I read an interesting article about getting medical records earlier this week. The article raised several important points: 1) Its hard to get your own records, but its much harder to get someone else’s; 2) Its hard to get ALL records; 3) Its hard to be sure that the records are accurate.
USA Today specifically points out that its harder to obtain medical records from treating facilities after something has gone wrong. In fact, the article suggests that one way to avoid just this sort of problem is to routinely request copies of medical records. This advice, which I think is very good advice, led me to wonder, well, just how often do you request records? I mean, consider you’re in the hospital having a baby. Do you request the records on day 2? Do you request the records upon discharge? Do you request the records on day 2 and upon discharge?

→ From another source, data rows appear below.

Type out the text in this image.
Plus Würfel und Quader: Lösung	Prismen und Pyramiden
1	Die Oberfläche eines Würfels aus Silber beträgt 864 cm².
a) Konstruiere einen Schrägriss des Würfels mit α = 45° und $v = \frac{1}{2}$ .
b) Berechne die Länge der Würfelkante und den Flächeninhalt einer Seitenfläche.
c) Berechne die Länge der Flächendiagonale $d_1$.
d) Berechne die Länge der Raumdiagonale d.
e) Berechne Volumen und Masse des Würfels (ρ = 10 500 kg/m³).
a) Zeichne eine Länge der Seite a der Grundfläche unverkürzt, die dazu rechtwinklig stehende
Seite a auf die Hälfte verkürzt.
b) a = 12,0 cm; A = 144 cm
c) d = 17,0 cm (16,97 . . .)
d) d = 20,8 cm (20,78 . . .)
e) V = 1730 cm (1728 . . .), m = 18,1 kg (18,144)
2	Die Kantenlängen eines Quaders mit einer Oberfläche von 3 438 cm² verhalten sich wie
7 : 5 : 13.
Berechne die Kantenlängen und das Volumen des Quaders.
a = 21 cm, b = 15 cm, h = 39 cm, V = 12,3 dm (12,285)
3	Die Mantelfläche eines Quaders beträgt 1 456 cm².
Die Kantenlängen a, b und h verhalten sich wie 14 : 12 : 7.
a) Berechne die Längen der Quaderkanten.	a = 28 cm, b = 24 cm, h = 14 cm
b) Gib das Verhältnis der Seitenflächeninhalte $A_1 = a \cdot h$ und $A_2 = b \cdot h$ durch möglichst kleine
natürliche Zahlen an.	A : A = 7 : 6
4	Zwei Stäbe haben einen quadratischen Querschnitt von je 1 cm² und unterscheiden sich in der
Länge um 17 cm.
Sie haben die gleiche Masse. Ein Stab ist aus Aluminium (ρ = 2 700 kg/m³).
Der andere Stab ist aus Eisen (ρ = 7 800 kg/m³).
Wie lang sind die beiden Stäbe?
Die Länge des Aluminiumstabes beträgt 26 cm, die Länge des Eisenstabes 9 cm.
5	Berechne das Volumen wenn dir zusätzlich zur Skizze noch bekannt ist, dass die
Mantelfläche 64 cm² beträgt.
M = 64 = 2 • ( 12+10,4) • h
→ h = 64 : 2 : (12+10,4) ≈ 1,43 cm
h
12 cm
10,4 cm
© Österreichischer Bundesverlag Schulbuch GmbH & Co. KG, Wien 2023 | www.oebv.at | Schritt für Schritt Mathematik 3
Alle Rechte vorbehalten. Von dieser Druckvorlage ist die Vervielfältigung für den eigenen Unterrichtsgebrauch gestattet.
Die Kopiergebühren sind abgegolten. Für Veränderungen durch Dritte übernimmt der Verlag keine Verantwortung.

The article also points out that under federa law, every patient or designated representative has the right to see and copy the patient’s medical records. This is aparently not the case in nursing homes. Nursing homes in this area routinely say that once a patient is discharged, they are no longer a patient, and therefore have no right of access to their records, at least not until those records have been thoroughly reviewed by their corporate attorneys. Clever, don’t you think?
Worse than that, try arguing with in-house counsel about whether or not your deceased client’s daughter (who was the Responsible Party for purposes of admission, who likely signed an arbitration clause that the nursing home will try to enforce against her) is a “designated representative” for purposes of reviewing and/or receiving medical records.
The article is worth the read. And I don’t think its exaggerated. And its certainly something to think about.